The stakes are high for Nigeria, which is fighting its worst financial crises in years and is also swapping more oil for gasoline to end a nationwide fuel shortage.

“NNPC needs every cent they can get for fuel,” said a source close to the negotiations, adding that “NNPC had a different set of books” than oil majors.

But oil majors have also been forced to foot a hefty bill to cover NNPC’s portion of joint venture project costs, making them unlikely to give ground.

At issue is how much oil NNPC gets each month and how much it has to give to majors to cover costs under PSCs that help Nigeria export some 2 million barrels per day (bpd).

The lower the oil price, the more cargoes needed to pay companies under contracts. But sources told Reuters that NNPC was taking nearly as much crude for itself as when oil was above $100, eating into oil companies’ allotments.

Exxon has confronted NNPC, sources said, by refusing to allocate barrels from the Erha stream – significantly delaying its loading programmes. Sources said NNPC had got some six cargoes in total more than its share.

“As a matter of practice, we do not comment on private discussions with government,” Exxon said in a statement, adding “however, it is ExxonMobil’s expectation that all parties recognise the need to meet their contractual obligations.”

An NNPC spokesman did not provide a response to detailed questions from Reuters, stating that the company was “anchored on transparency and honesty”. The company recently began publishing detailed monthly accounts of its financial status and crude liftings.

Shell is in a similar battle over Bonga crude, though it has simmered under the surface and not caused significant loading programme delays. Still, a source close to the situation told Reuters that NNPC had taken roughly nine more cargoes than oil majors thought it should – oil worth some $357 million at current oil prices.

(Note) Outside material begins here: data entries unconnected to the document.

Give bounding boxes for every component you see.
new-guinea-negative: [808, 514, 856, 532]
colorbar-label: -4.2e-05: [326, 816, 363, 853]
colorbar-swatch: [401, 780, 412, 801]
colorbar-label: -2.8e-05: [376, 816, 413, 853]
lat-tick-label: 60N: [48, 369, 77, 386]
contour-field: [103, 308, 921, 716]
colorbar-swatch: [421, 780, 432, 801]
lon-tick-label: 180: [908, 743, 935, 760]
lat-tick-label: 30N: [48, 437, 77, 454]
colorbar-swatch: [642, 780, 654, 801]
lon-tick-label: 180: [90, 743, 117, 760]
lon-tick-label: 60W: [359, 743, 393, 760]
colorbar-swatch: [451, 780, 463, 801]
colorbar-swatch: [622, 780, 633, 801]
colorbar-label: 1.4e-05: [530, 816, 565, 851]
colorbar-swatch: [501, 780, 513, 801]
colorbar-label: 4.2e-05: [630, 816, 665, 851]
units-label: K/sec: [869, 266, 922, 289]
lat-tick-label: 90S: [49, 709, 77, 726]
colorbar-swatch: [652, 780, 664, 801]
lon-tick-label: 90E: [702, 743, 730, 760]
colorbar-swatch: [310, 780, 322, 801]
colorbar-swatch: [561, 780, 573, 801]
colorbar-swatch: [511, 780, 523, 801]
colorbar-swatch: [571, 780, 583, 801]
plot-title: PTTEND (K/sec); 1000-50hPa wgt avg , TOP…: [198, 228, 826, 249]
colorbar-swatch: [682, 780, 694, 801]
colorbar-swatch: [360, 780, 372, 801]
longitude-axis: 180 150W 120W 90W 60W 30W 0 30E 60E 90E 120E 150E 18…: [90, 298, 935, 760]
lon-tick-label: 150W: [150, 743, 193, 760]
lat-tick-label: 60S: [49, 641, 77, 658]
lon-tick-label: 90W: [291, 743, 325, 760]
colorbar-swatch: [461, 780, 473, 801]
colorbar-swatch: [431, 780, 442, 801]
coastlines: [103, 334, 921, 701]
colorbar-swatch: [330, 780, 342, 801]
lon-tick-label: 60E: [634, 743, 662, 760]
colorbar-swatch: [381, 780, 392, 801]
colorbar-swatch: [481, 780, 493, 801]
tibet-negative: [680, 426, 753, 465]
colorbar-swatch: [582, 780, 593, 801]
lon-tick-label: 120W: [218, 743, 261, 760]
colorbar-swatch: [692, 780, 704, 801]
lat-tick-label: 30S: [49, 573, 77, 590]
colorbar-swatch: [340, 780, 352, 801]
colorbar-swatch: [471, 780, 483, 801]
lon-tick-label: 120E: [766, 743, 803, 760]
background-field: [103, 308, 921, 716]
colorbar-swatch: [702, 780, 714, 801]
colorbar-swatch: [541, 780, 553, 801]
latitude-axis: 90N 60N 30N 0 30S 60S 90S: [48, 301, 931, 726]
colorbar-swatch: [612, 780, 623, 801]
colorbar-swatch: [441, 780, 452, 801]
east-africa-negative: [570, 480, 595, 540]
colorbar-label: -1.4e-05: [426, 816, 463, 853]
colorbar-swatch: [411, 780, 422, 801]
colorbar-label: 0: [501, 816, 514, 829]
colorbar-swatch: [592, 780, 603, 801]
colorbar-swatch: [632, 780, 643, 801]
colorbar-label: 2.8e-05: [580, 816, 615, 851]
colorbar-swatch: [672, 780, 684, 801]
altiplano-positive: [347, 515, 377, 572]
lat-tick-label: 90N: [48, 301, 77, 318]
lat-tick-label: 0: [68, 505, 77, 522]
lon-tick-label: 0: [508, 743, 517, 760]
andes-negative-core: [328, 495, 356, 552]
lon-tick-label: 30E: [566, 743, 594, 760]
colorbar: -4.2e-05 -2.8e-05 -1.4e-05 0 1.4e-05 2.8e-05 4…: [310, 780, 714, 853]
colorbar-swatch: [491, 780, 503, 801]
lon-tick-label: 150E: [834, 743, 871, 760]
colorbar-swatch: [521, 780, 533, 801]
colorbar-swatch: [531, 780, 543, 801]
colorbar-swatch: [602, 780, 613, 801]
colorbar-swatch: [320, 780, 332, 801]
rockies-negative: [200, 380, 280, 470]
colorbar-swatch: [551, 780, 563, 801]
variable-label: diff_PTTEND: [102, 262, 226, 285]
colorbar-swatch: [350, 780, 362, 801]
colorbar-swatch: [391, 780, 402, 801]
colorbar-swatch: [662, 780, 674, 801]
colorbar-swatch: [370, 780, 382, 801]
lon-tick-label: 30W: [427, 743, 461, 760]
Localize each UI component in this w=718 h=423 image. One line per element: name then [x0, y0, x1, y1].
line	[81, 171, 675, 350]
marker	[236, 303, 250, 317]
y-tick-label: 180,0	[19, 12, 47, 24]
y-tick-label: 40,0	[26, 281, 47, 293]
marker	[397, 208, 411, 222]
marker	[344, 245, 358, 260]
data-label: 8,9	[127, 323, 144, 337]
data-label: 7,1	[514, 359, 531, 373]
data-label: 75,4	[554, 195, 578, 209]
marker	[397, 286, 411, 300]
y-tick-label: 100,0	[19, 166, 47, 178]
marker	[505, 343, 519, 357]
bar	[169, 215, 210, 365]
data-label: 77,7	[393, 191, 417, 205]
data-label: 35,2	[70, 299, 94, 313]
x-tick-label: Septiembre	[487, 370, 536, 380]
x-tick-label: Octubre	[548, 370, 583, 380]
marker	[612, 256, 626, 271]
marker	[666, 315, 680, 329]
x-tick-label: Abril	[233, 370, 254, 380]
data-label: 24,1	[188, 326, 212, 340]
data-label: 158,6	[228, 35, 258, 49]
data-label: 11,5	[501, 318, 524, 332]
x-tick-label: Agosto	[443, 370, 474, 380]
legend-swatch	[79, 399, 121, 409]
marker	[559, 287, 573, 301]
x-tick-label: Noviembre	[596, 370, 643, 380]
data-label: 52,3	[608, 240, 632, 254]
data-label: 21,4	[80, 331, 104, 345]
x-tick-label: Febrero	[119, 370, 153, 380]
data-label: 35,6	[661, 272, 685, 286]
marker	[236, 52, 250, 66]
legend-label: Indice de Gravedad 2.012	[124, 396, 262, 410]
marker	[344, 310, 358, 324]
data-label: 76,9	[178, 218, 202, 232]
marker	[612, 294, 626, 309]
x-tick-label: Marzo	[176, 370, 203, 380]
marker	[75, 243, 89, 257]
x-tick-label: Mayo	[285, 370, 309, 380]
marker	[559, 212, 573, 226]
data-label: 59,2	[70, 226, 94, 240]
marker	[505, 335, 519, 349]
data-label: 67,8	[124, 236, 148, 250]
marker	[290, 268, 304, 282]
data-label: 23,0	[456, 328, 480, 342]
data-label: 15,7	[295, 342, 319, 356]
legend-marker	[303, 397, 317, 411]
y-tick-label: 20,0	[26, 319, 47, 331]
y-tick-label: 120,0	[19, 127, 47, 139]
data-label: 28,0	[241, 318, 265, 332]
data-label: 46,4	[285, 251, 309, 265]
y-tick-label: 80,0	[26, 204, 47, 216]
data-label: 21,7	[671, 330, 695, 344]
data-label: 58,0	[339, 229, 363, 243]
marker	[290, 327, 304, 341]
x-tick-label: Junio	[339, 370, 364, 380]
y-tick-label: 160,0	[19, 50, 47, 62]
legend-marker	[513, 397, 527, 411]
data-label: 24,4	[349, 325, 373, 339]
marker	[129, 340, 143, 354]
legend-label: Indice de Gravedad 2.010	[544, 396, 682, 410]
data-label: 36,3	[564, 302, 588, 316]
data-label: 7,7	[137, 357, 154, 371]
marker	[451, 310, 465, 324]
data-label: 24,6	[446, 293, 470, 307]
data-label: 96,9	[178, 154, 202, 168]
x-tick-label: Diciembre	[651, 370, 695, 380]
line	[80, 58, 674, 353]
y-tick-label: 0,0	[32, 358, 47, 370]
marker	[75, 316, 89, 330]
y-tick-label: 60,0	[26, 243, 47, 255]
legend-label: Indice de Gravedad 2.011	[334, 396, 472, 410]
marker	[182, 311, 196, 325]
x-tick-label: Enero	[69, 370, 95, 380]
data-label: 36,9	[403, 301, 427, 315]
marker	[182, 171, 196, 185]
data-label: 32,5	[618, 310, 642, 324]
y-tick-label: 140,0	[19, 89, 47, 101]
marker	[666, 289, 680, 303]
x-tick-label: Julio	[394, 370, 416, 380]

Shell declined to comment.

The problem is likely to persist. Nigeria, Africa’s largest economy, relies on crude sales for the bulk of government revenues, but NNPC has reported losses since it began publishing its data from August last year.

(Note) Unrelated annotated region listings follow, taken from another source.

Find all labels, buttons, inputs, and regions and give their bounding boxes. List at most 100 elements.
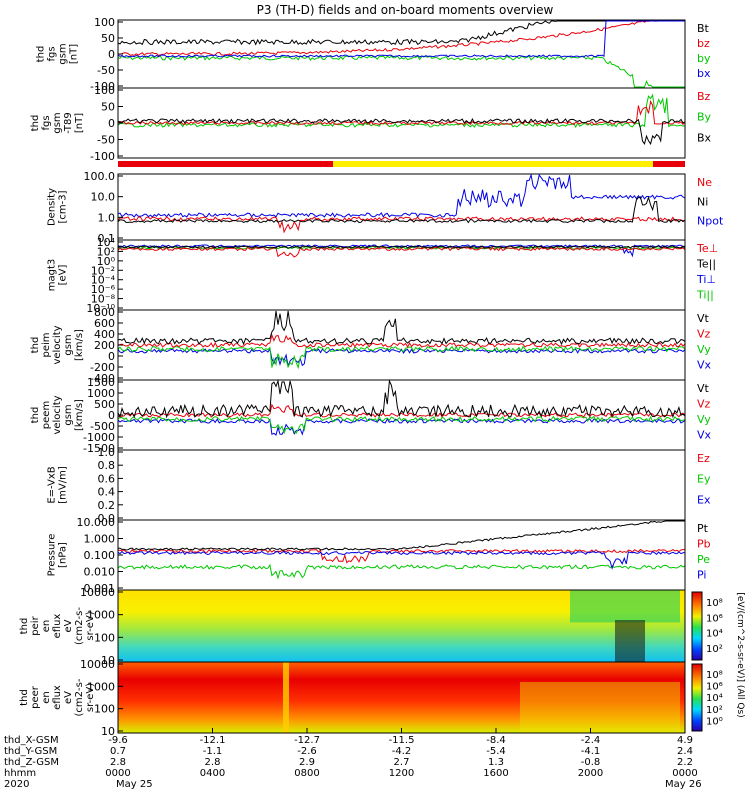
y-tick-label: 10 bbox=[101, 654, 115, 667]
y-axis-label-line: thd bbox=[30, 407, 41, 424]
y-tick-label: 0 bbox=[108, 48, 115, 61]
colorbar-tick: 10⁶ bbox=[706, 682, 723, 693]
legend-entry: Bt bbox=[697, 22, 710, 35]
axis-tick-label: 1200 bbox=[389, 768, 414, 779]
panel-9: 10⁸ 10⁶ 10⁴ 10² 10000 1000 100 10 thdpeireneflux… bbox=[19, 586, 723, 667]
legend-entry: Vx bbox=[697, 359, 712, 372]
panel-stack: 100500-50-100thdfgsgsm[nT]Btbzbybx100500… bbox=[19, 16, 724, 738]
colorbar-tick: 10² bbox=[706, 705, 723, 716]
legend-entry: bx bbox=[697, 67, 711, 80]
spectrogram-band bbox=[570, 590, 680, 623]
date-label: May 25 bbox=[116, 779, 153, 790]
y-tick-label: -50 bbox=[97, 64, 115, 77]
y-axis-label-line: [nT] bbox=[74, 113, 85, 133]
panel-8: 10.0001.0000.1000.0100.001Pressure[nPa]P… bbox=[47, 516, 711, 595]
legend-entry: Vy bbox=[697, 343, 711, 356]
y-tick-label: 600 bbox=[94, 317, 115, 330]
panel-2: 100 50 0 -50 -100 thdfgsgsm-T89[nT] Bz By Bx bbox=[30, 84, 712, 163]
y-axis-label: magt3[eV] bbox=[47, 259, 69, 292]
y-tick-label: 10² bbox=[97, 245, 115, 258]
y-axis-label-line: en bbox=[41, 691, 52, 704]
y-axis-label: thdfgsgsm-T89[nT] bbox=[30, 112, 85, 134]
axis-tick-label: 0400 bbox=[200, 768, 225, 779]
legend-entry: Ey bbox=[697, 473, 711, 486]
plot-title: P3 (TH-D) fields and on-board moments ov… bbox=[257, 3, 554, 17]
series-line bbox=[117, 195, 686, 224]
series-line bbox=[117, 93, 686, 129]
y-axis-label: thdpeemvelocitygsm[km/s] bbox=[30, 395, 85, 434]
series-line bbox=[117, 415, 686, 435]
legend-entry: Vy bbox=[697, 413, 711, 426]
y-axis-label-line: [km/s] bbox=[74, 329, 85, 361]
y-axis-label-line: fgs bbox=[41, 115, 52, 130]
y-tick-label: 1000 bbox=[87, 387, 115, 400]
y-axis-label-line: thd bbox=[30, 337, 41, 354]
y-axis-label-line: [nPa] bbox=[58, 542, 69, 568]
legend-entry: Vz bbox=[697, 398, 711, 411]
series-line bbox=[117, 20, 685, 56]
series-line bbox=[117, 246, 686, 258]
y-axis-label-line: [eV] bbox=[58, 265, 69, 286]
legend-entry: Vx bbox=[697, 429, 712, 442]
y-axis-label-line: fgs bbox=[47, 46, 58, 61]
y-axis-label-line: [cm-3] bbox=[58, 190, 69, 223]
flag-segment bbox=[653, 161, 685, 167]
axis-row-label: thd_Y-GSM bbox=[4, 746, 57, 757]
y-tick-label: 1.000 bbox=[84, 533, 116, 546]
axis-tick-label: -0.8 bbox=[581, 757, 601, 768]
series-line bbox=[117, 520, 685, 551]
series-line bbox=[117, 347, 686, 368]
axis-tick-label: -11.5 bbox=[389, 735, 415, 746]
y-tick-label: 0.010 bbox=[84, 566, 116, 579]
legend-entry: Vz bbox=[697, 328, 711, 341]
legend-entry: Npot bbox=[697, 215, 724, 228]
y-axis-label: Pressure[nPa] bbox=[47, 534, 69, 577]
y-tick-label: -200 bbox=[90, 361, 115, 374]
y-tick-label: 100.0 bbox=[84, 170, 116, 183]
series-line bbox=[117, 245, 686, 249]
legend-entry: Bz bbox=[697, 90, 711, 103]
y-axis-label: thdpeirenefluxeV(cm2-s-sr-eV) bbox=[19, 607, 96, 645]
panel-7: 1.00.80.60.40.20.0 E=-VxB[mV/m] Ez Ey Ex bbox=[47, 446, 711, 525]
y-tick-label: 10⁻² bbox=[91, 264, 115, 277]
y-axis-label-line: velocity bbox=[52, 395, 63, 434]
axis-tick-label: -2.4 bbox=[581, 735, 601, 746]
series-line bbox=[117, 345, 686, 370]
y-tick-label: 0.4 bbox=[98, 486, 116, 499]
axis-tick-label: 0000 bbox=[672, 768, 697, 779]
axis-tick-label: 2.2 bbox=[677, 757, 693, 768]
legend-entry: Pi bbox=[697, 569, 706, 582]
series-line bbox=[117, 20, 685, 58]
axis-tick-label: 0800 bbox=[294, 768, 319, 779]
axis-tick-label: 2.4 bbox=[677, 746, 693, 757]
y-tick-label: 0.100 bbox=[84, 549, 116, 562]
panel-frame bbox=[117, 309, 686, 381]
y-axis-label-line: (cm2-s- bbox=[74, 607, 85, 645]
colorbar-tick: 10⁸ bbox=[706, 670, 723, 681]
colorbar-tick: 10⁰ bbox=[706, 716, 723, 727]
colorbar-tick: 10⁸ bbox=[706, 598, 723, 609]
y-axis-label: thdfgsgsm[nT] bbox=[36, 43, 80, 64]
y-axis-label-line: [nT] bbox=[69, 44, 80, 64]
y-tick-label: 0 bbox=[108, 350, 115, 363]
y-axis-label-line: E=-VxB bbox=[47, 466, 58, 503]
y-tick-label: 0 bbox=[108, 409, 115, 422]
legend-entry: by bbox=[697, 52, 711, 65]
legend-entry: Pb bbox=[697, 538, 711, 551]
legend-entry: Ex bbox=[697, 493, 711, 506]
spectrogram bbox=[118, 662, 685, 733]
y-tick-label: 0.0 bbox=[98, 512, 116, 525]
y-tick-label: 1.0 bbox=[98, 211, 116, 224]
y-tick-label: 10⁻⁴ bbox=[91, 274, 116, 287]
y-axis-label-line: eV bbox=[63, 691, 74, 704]
y-tick-label: 400 bbox=[94, 328, 115, 341]
y-axis-label-line: peim bbox=[41, 332, 52, 357]
legend-entry: Ti⊥ bbox=[696, 273, 716, 286]
series-line bbox=[117, 563, 686, 580]
y-axis-label-line: thd bbox=[19, 689, 30, 706]
spectrogram-band bbox=[615, 620, 645, 662]
axis-tick-label: 2.7 bbox=[394, 757, 410, 768]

As NNPC’s liquidity problems mount, it has turned to oil majors themselves to cover costs for joint venture projects, so-called “cash calls”, making its oil debt to them even greater.

NNPC already owes at least $3 billion in cash calls, according to NNPC head Emmanuel Ibe Kachikwu, and its finance minister said it plans to dip into money reserved for cash calls if revenue this year falls short of expectations.

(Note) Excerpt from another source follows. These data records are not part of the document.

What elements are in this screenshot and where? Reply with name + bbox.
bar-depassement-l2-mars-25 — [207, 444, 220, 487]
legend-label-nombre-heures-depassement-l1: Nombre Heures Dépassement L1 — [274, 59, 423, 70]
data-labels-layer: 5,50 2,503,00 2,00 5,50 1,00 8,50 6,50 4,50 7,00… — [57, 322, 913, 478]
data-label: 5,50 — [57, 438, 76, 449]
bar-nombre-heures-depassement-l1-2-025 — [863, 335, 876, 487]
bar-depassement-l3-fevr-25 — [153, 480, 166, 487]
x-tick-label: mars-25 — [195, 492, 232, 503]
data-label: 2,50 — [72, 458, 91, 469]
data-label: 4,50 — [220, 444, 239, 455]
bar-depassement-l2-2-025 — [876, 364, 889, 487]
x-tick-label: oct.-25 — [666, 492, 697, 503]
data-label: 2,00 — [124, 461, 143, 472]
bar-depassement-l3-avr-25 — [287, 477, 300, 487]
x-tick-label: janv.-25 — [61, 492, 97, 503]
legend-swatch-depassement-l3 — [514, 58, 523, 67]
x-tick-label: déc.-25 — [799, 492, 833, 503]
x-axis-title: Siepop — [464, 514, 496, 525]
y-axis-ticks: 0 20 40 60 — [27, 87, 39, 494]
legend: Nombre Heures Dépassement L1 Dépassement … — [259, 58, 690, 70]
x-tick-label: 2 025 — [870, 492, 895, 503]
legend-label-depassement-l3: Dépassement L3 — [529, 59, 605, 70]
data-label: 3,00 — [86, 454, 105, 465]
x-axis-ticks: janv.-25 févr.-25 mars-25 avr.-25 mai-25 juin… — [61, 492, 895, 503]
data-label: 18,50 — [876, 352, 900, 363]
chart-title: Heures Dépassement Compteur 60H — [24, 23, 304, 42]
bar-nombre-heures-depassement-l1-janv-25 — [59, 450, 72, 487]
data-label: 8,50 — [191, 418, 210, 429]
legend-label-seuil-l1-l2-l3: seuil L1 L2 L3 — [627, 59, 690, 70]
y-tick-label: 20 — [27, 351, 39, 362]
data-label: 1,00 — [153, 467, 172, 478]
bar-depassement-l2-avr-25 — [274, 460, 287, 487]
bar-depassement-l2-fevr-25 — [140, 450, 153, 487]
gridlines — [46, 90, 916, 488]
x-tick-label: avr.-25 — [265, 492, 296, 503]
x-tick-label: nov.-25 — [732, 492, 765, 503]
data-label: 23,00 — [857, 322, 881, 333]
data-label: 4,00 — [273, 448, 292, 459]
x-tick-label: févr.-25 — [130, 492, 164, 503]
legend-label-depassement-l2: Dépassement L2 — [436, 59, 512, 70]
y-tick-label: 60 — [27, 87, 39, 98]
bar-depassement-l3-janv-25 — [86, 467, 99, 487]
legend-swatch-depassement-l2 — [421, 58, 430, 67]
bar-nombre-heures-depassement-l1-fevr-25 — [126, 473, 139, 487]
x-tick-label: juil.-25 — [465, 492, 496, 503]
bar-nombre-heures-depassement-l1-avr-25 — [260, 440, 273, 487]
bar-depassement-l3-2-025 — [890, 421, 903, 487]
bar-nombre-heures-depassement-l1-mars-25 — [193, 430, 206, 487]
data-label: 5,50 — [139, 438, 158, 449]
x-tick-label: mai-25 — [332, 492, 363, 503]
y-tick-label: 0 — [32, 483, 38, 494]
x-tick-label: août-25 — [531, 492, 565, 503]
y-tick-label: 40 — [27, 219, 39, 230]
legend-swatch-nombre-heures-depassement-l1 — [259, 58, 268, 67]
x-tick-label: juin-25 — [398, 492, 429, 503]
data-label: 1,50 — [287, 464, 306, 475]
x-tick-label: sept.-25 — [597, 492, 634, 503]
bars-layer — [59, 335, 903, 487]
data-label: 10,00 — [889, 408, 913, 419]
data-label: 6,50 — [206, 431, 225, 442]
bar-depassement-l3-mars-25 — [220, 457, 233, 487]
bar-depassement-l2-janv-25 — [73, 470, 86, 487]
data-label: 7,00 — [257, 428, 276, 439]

“NNPC has always had difficulties meeting its cash call – and that’s the bottom of the issue,” said Dolapo Oni, head of energy research at pan-African lender Ecobank. “The IOCs get more cargoes diverted to them to cover these costs.”

Nigeria badly needs revenue to fund a proposed 6.06 trillion naira ($30.6 billion) budget aimed at stimulating the economy. It is also increasingly turning to its crude to tame fuel shortages that began last month.

“There aren’t enough cargoes available to NNPC,” Oni said of efforts to swap more crude for gasoline, adding “they had to allocate those extra barrels to the IOCs” to cover debts.

Still, given the gravity of the situation, NNPC could continue to fight for cargoes.